Story continues after the jump.

Police officers were present to monitor the scene, which began around 5 p.m. and started dwindling at 7 p.m. Early in the demonstration, officers warned the crowds to remain on the sidewalks and off the streets. The demonstration appeared to occur without any arrests. In fact, Ian Paige, an L.A-based attorney and participant in the day’s event, did not want to call the crowd’s actions a “protest” but instead preferred the softer term: “rally.” Paigo said his son is currently in the Israel Defense Forces and added that the “survival of Israel” was his reason for coming to the demonstration.

Pro-Israel community groups, such as StandWithUs, JConnectLA, the Council of Israeli Community and the Israeli Leadership Council, sent out mass emails to their members and used social networking tools like Facebook to organize the rally in a matter of hours before the demonstration began.

Rabbi Yonah Bookstein, the executive director of JConnectLA, said he was thrilled with the amount of people who showed up. “This is an amazing turnout.

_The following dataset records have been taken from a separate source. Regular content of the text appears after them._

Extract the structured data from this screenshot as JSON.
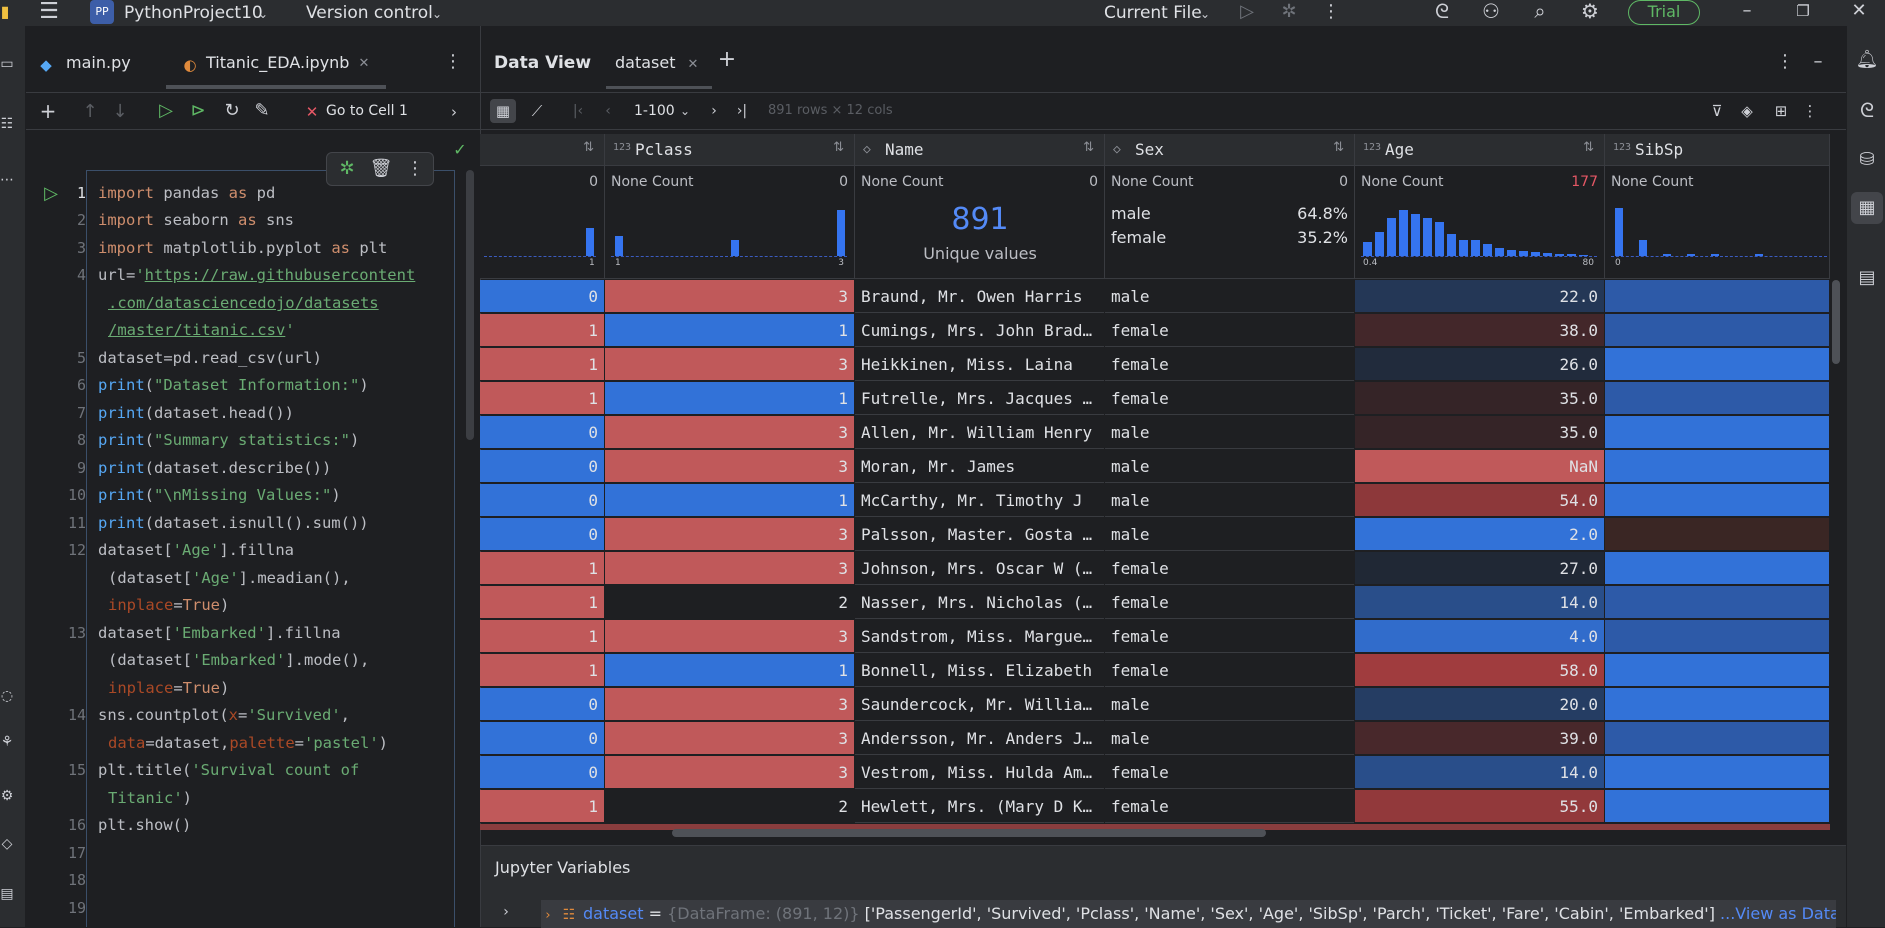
{
  "titlebar": {
    "project_badge": "PP",
    "project_name": "PythonProject10",
    "vcs_label": "Version control",
    "run_config": "Current File",
    "trial_label": "Trial"
  },
  "editor_tabs": [
    {
      "label": "main.py"
    },
    {
      "label": "Titanic_EDA.ipynb"
    }
  ],
  "notebook_toolbar": {
    "goto_cell": "Go to Cell 1"
  },
  "code": {
    "line_numbers": [
      "1",
      "2",
      "3",
      "4",
      "5",
      "6",
      "7",
      "8",
      "9",
      "10",
      "11",
      "12",
      "13",
      "14",
      "15",
      "16",
      "17",
      "18",
      "19"
    ],
    "l1a": "import",
    "l1b": " pandas ",
    "l1c": "as",
    "l1d": " pd",
    "l2a": "import",
    "l2b": " seaborn ",
    "l2c": "as",
    "l2d": " sns",
    "l3a": "import",
    "l3b": " matplotlib.pyplot ",
    "l3c": "as",
    "l3d": " plt",
    "l4a": "url=",
    "l4b": "'",
    "l4c": "https://raw.githubusercontent",
    "l4d": ".com/datasciencedojo/datasets",
    "l4e": "/master/titanic.csv",
    "l4f": "'",
    "l5": "dataset=pd.read_csv(url)",
    "l6a": "print",
    "l6b": "(",
    "l6c": "\"Dataset Information:\"",
    "l6d": ")",
    "l7a": "print",
    "l7b": "(dataset.head())",
    "l8a": "print",
    "l8b": "(",
    "l8c": "\"Summary statistics:\"",
    "l8d": ")",
    "l9a": "print",
    "l9b": "(dataset.describe())",
    "l10a": "print",
    "l10b": "(",
    "l10c": "\"\\nMissing Values:\"",
    "l10d": ")",
    "l11a": "print",
    "l11b": "(dataset.isnull().sum())",
    "l12a": "dataset[",
    "l12b": "'Age'",
    "l12c": "].fillna",
    "l12d": "(dataset[",
    "l12e": "'Age'",
    "l12f": "].meadian(),",
    "l12g": "inplace",
    "l12h": "=",
    "l12i": "True",
    ")": ")",
    "l13a": "dataset[",
    "l13b": "'Embarked'",
    "l13c": "].fillna",
    "l13d": "(dataset[",
    "l13e": "'Embarked'",
    "l13f": "].mode(),",
    "l14a": "sns.countplot(",
    "l14b": "x",
    "l14c": "=",
    "l14d": "'Survived'",
    "l14e": ",",
    "l14f": "data",
    "l14g": "=dataset,",
    "l14h": "palette",
    "l14i": "=",
    "l14j": "'pastel'",
    "l14k": ")",
    "l15a": "plt.title(",
    "l15b": "'Survival count of",
    "l15c": "Titanic'",
    "l15d": ")",
    "l16": "plt.show()"
  },
  "dataview": {
    "title": "Data View",
    "tab": "dataset",
    "page_range": "1-100",
    "shape": "891 rows × 12 cols"
  },
  "columns": [
    {
      "type": "",
      "name": ""
    },
    {
      "type": "123",
      "name": "Pclass"
    },
    {
      "type": "",
      "name": "Name"
    },
    {
      "type": "",
      "name": "Sex"
    },
    {
      "type": "123",
      "name": "Age"
    },
    {
      "type": "123",
      "name": "SibSp"
    }
  ],
  "stats": {
    "none_count_label": "None Count",
    "survived": {
      "none": "0",
      "min": "1",
      "max": ""
    },
    "pclass": {
      "none": "0",
      "min": "1",
      "max": "3"
    },
    "name": {
      "none": "0",
      "unique": "891",
      "unique_label": "Unique values"
    },
    "sex": {
      "none": "0",
      "items": [
        {
          "label": "male",
          "pct": "64.8%"
        },
        {
          "label": "female",
          "pct": "35.2%"
        }
      ]
    },
    "age": {
      "none": "177",
      "min": "0.4",
      "max": "80"
    },
    "sibsp": {
      "none": "",
      "min": "0"
    }
  },
  "rows": [
    {
      "survived": "0",
      "pclass": "3",
      "name": "Braund, Mr. Owen Harris",
      "sex": "male",
      "age": "22.0"
    },
    {
      "survived": "1",
      "pclass": "1",
      "name": "Cumings, Mrs. John Brad…",
      "sex": "female",
      "age": "38.0"
    },
    {
      "survived": "1",
      "pclass": "3",
      "name": "Heikkinen, Miss. Laina",
      "sex": "female",
      "age": "26.0"
    },
    {
      "survived": "1",
      "pclass": "1",
      "name": "Futrelle, Mrs. Jacques …",
      "sex": "female",
      "age": "35.0"
    },
    {
      "survived": "0",
      "pclass": "3",
      "name": "Allen, Mr. William Henry",
      "sex": "male",
      "age": "35.0"
    },
    {
      "survived": "0",
      "pclass": "3",
      "name": "Moran, Mr. James",
      "sex": "male",
      "age": "NaN"
    },
    {
      "survived": "0",
      "pclass": "1",
      "name": "McCarthy, Mr. Timothy J",
      "sex": "male",
      "age": "54.0"
    },
    {
      "survived": "0",
      "pclass": "3",
      "name": "Palsson, Master. Gosta …",
      "sex": "male",
      "age": "2.0"
    },
    {
      "survived": "1",
      "pclass": "3",
      "name": "Johnson, Mrs. Oscar W (…",
      "sex": "female",
      "age": "27.0"
    },
    {
      "survived": "1",
      "pclass": "2",
      "name": "Nasser, Mrs. Nicholas (…",
      "sex": "female",
      "age": "14.0"
    },
    {
      "survived": "1",
      "pclass": "3",
      "name": "Sandstrom, Miss. Margue…",
      "sex": "female",
      "age": "4.0"
    },
    {
      "survived": "1",
      "pclass": "1",
      "name": "Bonnell, Miss. Elizabeth",
      "sex": "female",
      "age": "58.0"
    },
    {
      "survived": "0",
      "pclass": "3",
      "name": "Saundercock, Mr. Willia…",
      "sex": "male",
      "age": "20.0"
    },
    {
      "survived": "0",
      "pclass": "3",
      "name": "Andersson, Mr. Anders J…",
      "sex": "male",
      "age": "39.0"
    },
    {
      "survived": "0",
      "pclass": "3",
      "name": "Vestrom, Miss. Hulda Am…",
      "sex": "female",
      "age": "14.0"
    },
    {
      "survived": "1",
      "pclass": "2",
      "name": "Hewlett, Mrs. (Mary D K…",
      "sex": "female",
      "age": "55.0"
    }
  ],
  "jupyter": {
    "title": "Jupyter Variables",
    "var_name": "dataset",
    "eq": "=",
    "type": "{DataFrame: (891, 12)}",
    "value": "['PassengerId', 'Survived', 'Pclass', 'Name', 'Sex', 'Age', 'SibSp', 'Parch', 'Ticket', 'Fare', 'Cabin', 'Embarked']",
    "link": "...View as DataFrame"
  },
  "colors": {
    "accent": "#3574f0",
    "red": "#c0595a",
    "blue": "#3272d8",
    "trial": "#5fb865"
  }
}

With about five hours of notice, the Jewish community mobilized to support Israel and to demand an investigation of Turkey’s role in the flotilla,” Bookstein said.

Participants included Gary Dalin of the Israel Christian Nexus, an alliance devoted to the preservation of the Jewish state. Dalin insisted that demonstrations like these are necessary. “If there were only anti-Israel demonstrations, people would wonder where the supporters of Israel are,” he said. On Monday evening, just down the street, an anti-Israel demonstration had taken place outside of the Israel consulate headquarters, drawing a crowd of comparable size.

On Tuesday, a group of pro-Israel demonstrators circled Bookstein, and he energized the crowd singing “Kol HaOlam Kulo” into a megaphone and playing along on his acoustic guitar. Many in the crowd sang along.

Nearby, a protestor wearing a kippah blew two shofars at once. Minutes later, he put the shofars away and played the Hatikvah, the Jewish national anthem, on a trumpet. And all throughout the two-hour demonstration, passing cars sounded their horns in support of the crowd’s message, while demonstrators stood on the north and south side of the streets waving Israeli and American flags. Some wore flags around their bodies.

At one point, a group of four young adults in an SUV yelled out in support while driving by a man waving two large flags: one Israeli and one American.

Bookstein summed up the aim of Tuesday’s pro-Israel demonstration. “The people are here to support Israel, to stand with the people of Israel,” he said. “We are all saddened by the tragic deaths, which could have easily been avoided, and we want Turkey to held up intentional scrutiny. That’s why people are out here today.”